Towing Equipment Search:

The Industrial Revolution

May 11th, 2018 | By | Category: Geri Roskopf's Blog

I think I’m feeling what people felt during the Industrial Revolution – a little lost, scared and excited all at once.

The Industrial Revolution was the transition to new manufacturing processes from about 1760 to sometime between 1820 and 1840. It included going from hand-production methods to machines. Some say this marked a major turning point in history as almost every aspect of daily life was influenced in some way. Some economists say the major impact of the Industrial Revolution was that the standard of living for most people began to increase consistently for the first time in history.

I believe this was proven last year when the towing and recovery industry celebrated the 100-year anniversary of the first commercially-manufactured tow truck.

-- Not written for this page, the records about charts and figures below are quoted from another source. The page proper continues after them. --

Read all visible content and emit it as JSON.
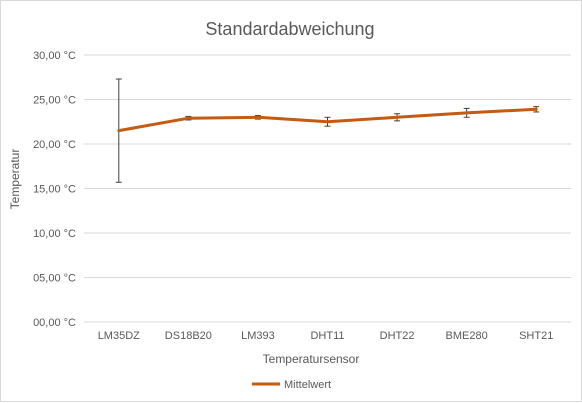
{
  "chart_data": {
    "type": "line",
    "title": "Standardabweichung",
    "xlabel": "Temperatursensor",
    "ylabel": "Temperatur",
    "categories": [
      "LM35DZ",
      "DS18B20",
      "LM393",
      "DHT11",
      "DHT22",
      "BME280",
      "SHT21"
    ],
    "series": [
      {
        "name": "Mittelwert",
        "color": "#C55A11",
        "values": [
          21.5,
          22.9,
          23.0,
          22.5,
          23.0,
          23.5,
          23.9
        ],
        "error": [
          5.8,
          0.2,
          0.2,
          0.5,
          0.4,
          0.5,
          0.3
        ]
      }
    ],
    "ylim": [
      0,
      30
    ],
    "yticks": [
      {
        "value": 0,
        "label": "00,00 °C"
      },
      {
        "value": 5,
        "label": "05,00 °C"
      },
      {
        "value": 10,
        "label": "10,00 °C"
      },
      {
        "value": 15,
        "label": "15,00 °C"
      },
      {
        "value": 20,
        "label": "20,00 °C"
      },
      {
        "value": 25,
        "label": "25,00 °C"
      },
      {
        "value": 30,
        "label": "30,00 °C"
      }
    ],
    "grid": true,
    "legend_position": "bottom",
    "gridline_color": "#D9D9D9",
    "text_color": "#595959"
  }
}
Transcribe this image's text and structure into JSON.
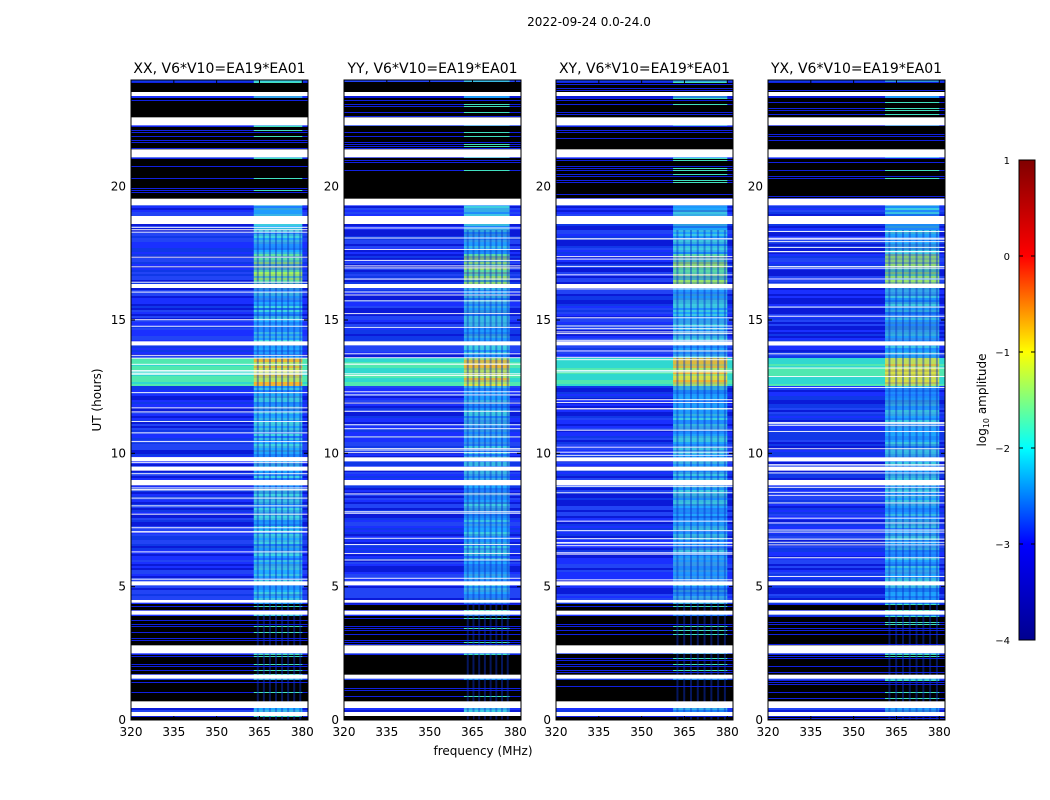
{
  "chart_data": {
    "type": "heatmap",
    "suptitle": "2022-09-24 0.0-24.0",
    "xlabel": "frequency (MHz)",
    "ylabel": "UT (hours)",
    "xlim": [
      320,
      382
    ],
    "ylim": [
      0,
      24
    ],
    "x_ticks": [
      "320",
      "335",
      "350",
      "365",
      "380"
    ],
    "y_ticks": [
      "0",
      "5",
      "10",
      "15",
      "20"
    ],
    "panels": [
      {
        "title": "XX, V6*V10=EA19*EA01",
        "rfi_band_mhz": [
          363,
          380
        ],
        "rfi_strength": 1.0
      },
      {
        "title": "YY, V6*V10=EA19*EA01",
        "rfi_band_mhz": [
          362,
          378
        ],
        "rfi_strength": 0.9
      },
      {
        "title": "XY, V6*V10=EA19*EA01",
        "rfi_band_mhz": [
          361,
          380
        ],
        "rfi_strength": 0.85
      },
      {
        "title": "YX, V6*V10=EA19*EA01",
        "rfi_band_mhz": [
          361,
          380
        ],
        "rfi_strength": 0.85
      }
    ],
    "flagged_white_hours": [
      [
        0.15,
        0.3
      ],
      [
        0.45,
        0.7
      ],
      [
        1.55,
        1.7
      ],
      [
        2.5,
        2.8
      ],
      [
        3.95,
        4.1
      ],
      [
        4.4,
        4.5
      ],
      [
        5.05,
        5.2
      ],
      [
        8.8,
        9.0
      ],
      [
        9.35,
        9.5
      ],
      [
        9.7,
        9.85
      ],
      [
        14.05,
        14.2
      ],
      [
        16.2,
        16.35
      ],
      [
        18.6,
        18.9
      ],
      [
        19.3,
        19.55
      ],
      [
        21.1,
        21.4
      ],
      [
        22.3,
        22.6
      ],
      [
        23.4,
        23.55
      ]
    ],
    "sparse_dark_hours": [
      [
        0.0,
        0.15
      ],
      [
        0.7,
        1.55
      ],
      [
        1.7,
        2.5
      ],
      [
        2.8,
        3.95
      ],
      [
        4.1,
        4.4
      ],
      [
        19.55,
        21.1
      ],
      [
        21.4,
        22.3
      ],
      [
        22.6,
        23.4
      ],
      [
        23.55,
        24.0
      ]
    ],
    "bright_band_hours": [
      12.6,
      13.6
    ],
    "colorbar": {
      "label": "log10 amplitude",
      "label_prefix": "log",
      "label_sub": "10",
      "label_suffix": " amplitude",
      "range": [
        -4,
        1
      ],
      "ticks": [
        "1",
        "0",
        "−1",
        "−2",
        "−3",
        "−4"
      ],
      "colormap": [
        "#00008f",
        "#0000ff",
        "#00ffff",
        "#ffff00",
        "#ff0000",
        "#800000"
      ]
    }
  }
}
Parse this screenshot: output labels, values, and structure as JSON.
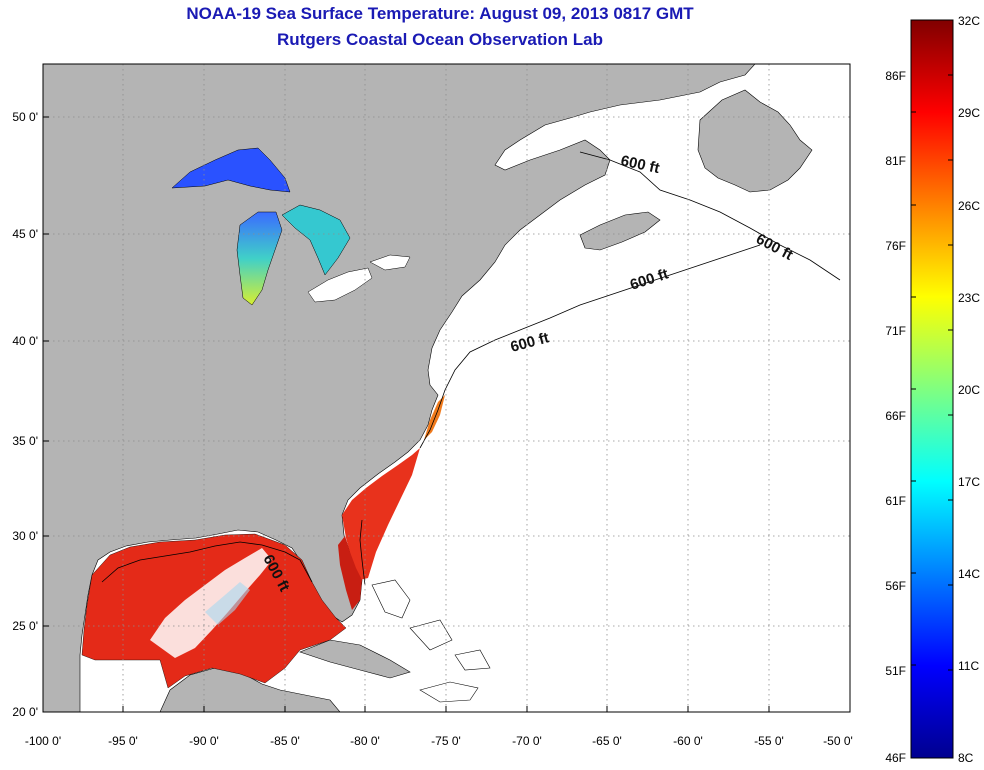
{
  "header": {
    "title": "NOAA-19 Sea Surface Temperature:  August 09, 2013 0817 GMT",
    "subtitle": "Rutgers Coastal Ocean Observation Lab"
  },
  "map": {
    "lon_labels": [
      "-100 0'",
      "-95 0'",
      "-90 0'",
      "-85 0'",
      "-80 0'",
      "-75 0'",
      "-70 0'",
      "-65 0'",
      "-60 0'",
      "-55 0'",
      "-50 0'"
    ],
    "lat_labels": [
      "20 0'",
      "25 0'",
      "30 0'",
      "35 0'",
      "40 0'",
      "45 0'",
      "50 0'"
    ],
    "contour_labels": [
      "600 ft",
      "600 ft",
      "600 ft",
      "600 ft",
      "600 ft"
    ],
    "colors": {
      "land": "#b4b4b4",
      "ocean_no_data": "#ffffff",
      "grid": "#8c8c8c"
    }
  },
  "colorbar": {
    "celsius_labels": [
      "32C",
      "29C",
      "26C",
      "23C",
      "20C",
      "17C",
      "14C",
      "11C",
      "8C"
    ],
    "fahrenheit_labels": [
      "86F",
      "81F",
      "76F",
      "71F",
      "66F",
      "61F",
      "56F",
      "51F",
      "46F"
    ],
    "range_c": [
      8,
      32
    ],
    "colors": [
      "#00008f",
      "#0000ff",
      "#0080ff",
      "#00ffff",
      "#80ff80",
      "#ffff00",
      "#ff8000",
      "#ff0000",
      "#800000"
    ]
  }
}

What a journey it has been for our industry, not only in equipment, but the formation of state and national towing and recovery associations, and thankfully the International Towing and Recovery Hall of Fame and Museum houses that history — a place where you can actually see the impact of modernization in the equipment used then and today — from the Weaver Crane to today’s heavy-duty rotator.

I’m not sure if today’s new inventions really increase the standard of living for most people. Let’s face it, cell phones kind of rule our daily lives, and how many of you feel lost without it? We’re constantly checking Facebook, Twitter, Instagram, messages, apps and so on. While it is a great way to stay connected and updated, to me it seems to also rob us of a lot of valuable time – the direct opposite of what it was intended to do: Make our lives easier and more productive.

Whether living in the Industrial Revolution era or the technology era, I think we need to never stop learning and inventing. The best inventions were made when someone saw a need for improvement, as illustrated with tow trucks, safety equipment, procedures and apparel. My suggestion is to put on your thinking cap.